WYATT — Amid the debris left behind by the intentional breach of the Birds Point levee in southeast Missouri, signs of hope are beginning to sprout — literally.
The Southeast Missourian reported that Gov. Jay Nixon visited the scoured farmland Wednesday where the levee was intentionally breached in May. Propane tanks littered part of the region. The levee is still under repair.
But Nixon saw signs of encouragement, too.
"The highlight of this trip has been seeing some of those green sprouts coming up in some areas that were flooded," Nixon said. "I think all of us were very, very fearful that what we were going to see was a situation where we lost a complete year in an entire area."
Nixon, during a driving tour, also saw that the farmers had returned to work. In some places, lush green rows of soybeans were evident.
"This is an incredible economic asset to our state," Nixon said. "I'm going to do everything that's within my power to make sure these sprouts keep coming up."
The Army Corps of Engineers used explosives to breach the levee when the spring flooding was threatening nearby Cairo, Ill., and other communities. The breach allowed the river level to drop enough to save Cairo, but it damaged some of the best farmland in Missouri.

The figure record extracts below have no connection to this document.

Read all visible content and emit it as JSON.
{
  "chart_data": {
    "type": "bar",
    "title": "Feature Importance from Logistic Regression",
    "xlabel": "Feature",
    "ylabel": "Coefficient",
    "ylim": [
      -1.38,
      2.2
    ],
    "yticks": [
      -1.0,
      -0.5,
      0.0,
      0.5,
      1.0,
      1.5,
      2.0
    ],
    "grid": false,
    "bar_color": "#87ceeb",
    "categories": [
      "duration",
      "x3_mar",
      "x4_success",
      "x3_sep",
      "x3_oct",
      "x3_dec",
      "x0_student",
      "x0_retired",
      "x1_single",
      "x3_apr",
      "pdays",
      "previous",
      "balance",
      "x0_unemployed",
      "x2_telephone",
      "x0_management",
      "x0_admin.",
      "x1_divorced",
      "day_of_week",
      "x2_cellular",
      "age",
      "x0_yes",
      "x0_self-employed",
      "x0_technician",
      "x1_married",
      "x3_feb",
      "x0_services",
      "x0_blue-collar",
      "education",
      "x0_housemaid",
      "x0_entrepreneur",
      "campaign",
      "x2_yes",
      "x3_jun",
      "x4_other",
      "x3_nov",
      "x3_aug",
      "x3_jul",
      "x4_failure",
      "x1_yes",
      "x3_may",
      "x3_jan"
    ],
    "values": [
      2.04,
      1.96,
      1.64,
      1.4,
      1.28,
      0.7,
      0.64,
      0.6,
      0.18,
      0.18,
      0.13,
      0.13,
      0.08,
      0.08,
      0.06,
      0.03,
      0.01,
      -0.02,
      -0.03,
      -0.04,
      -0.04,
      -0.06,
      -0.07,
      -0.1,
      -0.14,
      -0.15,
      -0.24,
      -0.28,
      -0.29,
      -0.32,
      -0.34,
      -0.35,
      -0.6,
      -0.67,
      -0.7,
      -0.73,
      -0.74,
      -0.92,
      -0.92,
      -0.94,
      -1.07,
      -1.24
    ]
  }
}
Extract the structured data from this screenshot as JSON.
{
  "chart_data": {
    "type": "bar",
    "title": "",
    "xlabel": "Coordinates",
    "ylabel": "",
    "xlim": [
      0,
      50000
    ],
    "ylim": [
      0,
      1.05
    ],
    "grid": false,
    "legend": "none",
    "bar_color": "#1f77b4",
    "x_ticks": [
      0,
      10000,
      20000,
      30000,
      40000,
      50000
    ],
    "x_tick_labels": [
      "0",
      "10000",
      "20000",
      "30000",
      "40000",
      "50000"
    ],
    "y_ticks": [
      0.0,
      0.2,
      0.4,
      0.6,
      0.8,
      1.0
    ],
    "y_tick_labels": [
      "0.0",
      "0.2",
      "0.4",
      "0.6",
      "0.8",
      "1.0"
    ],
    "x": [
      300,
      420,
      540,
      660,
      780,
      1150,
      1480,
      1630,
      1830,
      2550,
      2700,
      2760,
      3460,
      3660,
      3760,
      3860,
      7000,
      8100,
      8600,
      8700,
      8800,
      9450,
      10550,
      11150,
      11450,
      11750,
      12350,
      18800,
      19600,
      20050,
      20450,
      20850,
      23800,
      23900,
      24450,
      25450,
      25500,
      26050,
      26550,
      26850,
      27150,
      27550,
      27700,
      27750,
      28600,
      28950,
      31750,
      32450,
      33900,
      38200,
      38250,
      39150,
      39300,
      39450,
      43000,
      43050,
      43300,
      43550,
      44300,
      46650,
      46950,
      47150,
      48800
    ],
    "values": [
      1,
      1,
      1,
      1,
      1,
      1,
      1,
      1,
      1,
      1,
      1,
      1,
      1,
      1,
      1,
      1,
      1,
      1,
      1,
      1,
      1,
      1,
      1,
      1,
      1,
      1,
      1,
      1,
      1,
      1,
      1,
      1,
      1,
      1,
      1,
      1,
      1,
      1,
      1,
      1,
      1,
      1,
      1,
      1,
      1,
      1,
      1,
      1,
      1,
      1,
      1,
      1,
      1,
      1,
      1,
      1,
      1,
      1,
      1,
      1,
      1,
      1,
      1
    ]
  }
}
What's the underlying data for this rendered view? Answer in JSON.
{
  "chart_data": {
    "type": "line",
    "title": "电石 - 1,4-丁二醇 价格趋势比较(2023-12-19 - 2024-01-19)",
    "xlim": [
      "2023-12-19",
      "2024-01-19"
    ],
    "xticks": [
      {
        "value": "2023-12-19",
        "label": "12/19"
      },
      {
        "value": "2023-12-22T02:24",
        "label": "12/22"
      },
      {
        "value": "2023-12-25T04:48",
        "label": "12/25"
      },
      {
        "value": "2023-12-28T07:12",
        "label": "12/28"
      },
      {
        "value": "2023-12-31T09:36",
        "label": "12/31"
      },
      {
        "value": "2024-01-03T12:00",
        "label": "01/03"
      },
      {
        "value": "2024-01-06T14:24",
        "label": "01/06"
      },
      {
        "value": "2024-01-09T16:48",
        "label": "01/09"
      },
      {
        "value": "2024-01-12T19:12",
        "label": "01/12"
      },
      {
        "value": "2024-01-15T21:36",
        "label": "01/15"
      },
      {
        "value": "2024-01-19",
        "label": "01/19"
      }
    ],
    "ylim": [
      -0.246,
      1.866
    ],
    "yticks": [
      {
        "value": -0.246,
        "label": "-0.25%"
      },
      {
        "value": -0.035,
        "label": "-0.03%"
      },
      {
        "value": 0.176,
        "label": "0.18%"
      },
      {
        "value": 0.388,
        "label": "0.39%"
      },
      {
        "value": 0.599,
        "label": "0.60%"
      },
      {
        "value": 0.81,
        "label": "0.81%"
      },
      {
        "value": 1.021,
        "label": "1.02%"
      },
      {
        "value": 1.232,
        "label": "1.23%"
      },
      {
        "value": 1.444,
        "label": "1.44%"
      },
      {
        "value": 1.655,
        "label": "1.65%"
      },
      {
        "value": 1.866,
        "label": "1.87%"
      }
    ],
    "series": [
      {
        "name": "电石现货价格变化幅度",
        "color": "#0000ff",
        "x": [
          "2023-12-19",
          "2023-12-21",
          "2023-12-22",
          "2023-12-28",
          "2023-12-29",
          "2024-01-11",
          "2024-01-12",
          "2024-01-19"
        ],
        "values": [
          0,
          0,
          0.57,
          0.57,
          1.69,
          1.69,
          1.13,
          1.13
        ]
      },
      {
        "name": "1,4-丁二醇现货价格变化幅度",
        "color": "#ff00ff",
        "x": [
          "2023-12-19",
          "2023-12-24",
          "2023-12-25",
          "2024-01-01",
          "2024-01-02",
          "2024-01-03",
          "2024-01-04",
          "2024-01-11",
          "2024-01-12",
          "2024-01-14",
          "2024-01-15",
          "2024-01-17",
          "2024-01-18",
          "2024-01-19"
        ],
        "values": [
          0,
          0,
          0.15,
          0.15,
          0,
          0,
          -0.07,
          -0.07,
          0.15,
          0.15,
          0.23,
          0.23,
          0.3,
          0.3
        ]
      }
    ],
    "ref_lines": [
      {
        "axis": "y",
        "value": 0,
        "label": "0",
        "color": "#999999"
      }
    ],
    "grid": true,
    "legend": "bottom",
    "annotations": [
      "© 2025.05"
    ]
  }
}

It was Nixon's first visit to Birds Point since the corps began construction of a temporary 51-foot levee aimed at keeping the river from re-flooding the farmland, especially when waters typically rise again in the fall. Corps officials say the goal is to have the temporary levee built by Nov. 30.
Meanwhile, the permanent levee is being rebuilt, though the corps hasn't said if it will add metal gates that could be lifted if the need arose again to relieve flooding pressure. Earlier reports indicated the permanent levee could be rebuilt by March.
Farmers told Nixon and other visitors that they are anxious for the corps to rebuild the levee as quickly as possible.
"Everything's getting better," said John Moreton, who said he has planted quite a bit of soybeans. "But we need the corps to rebuild the levee to where it was previously. We need them to change their operating plan so they don't ever use explosives again."
Corps officials who toured the area with Nixon said workers have been putting in 60-hour weeks to get the temporary levee built by Nov. 30.
Not everyone was happy with the progress. Mississippi County Sheriff Keith Moore called one rebuilt section of the levee inadequate, saying it wasn't high enough.
"If the river goes up, it would hit this area hard," he said. "We just want them to put it back to the way it was."
Most farmers with land inside the levee are back at work, but most people who lived behind Birds Point have still not returned and probably won't, Mississippi County Commissioner Robert Jackson said.
"It's very frustrating," said Jackson, who also rents and manages 1,250 acres in the floodway. "We've got a lot of money invested out here in the spillway in these crops. The best thing we're going to do is to keep busy. But there's worries about the river coming back over where they blew the levee."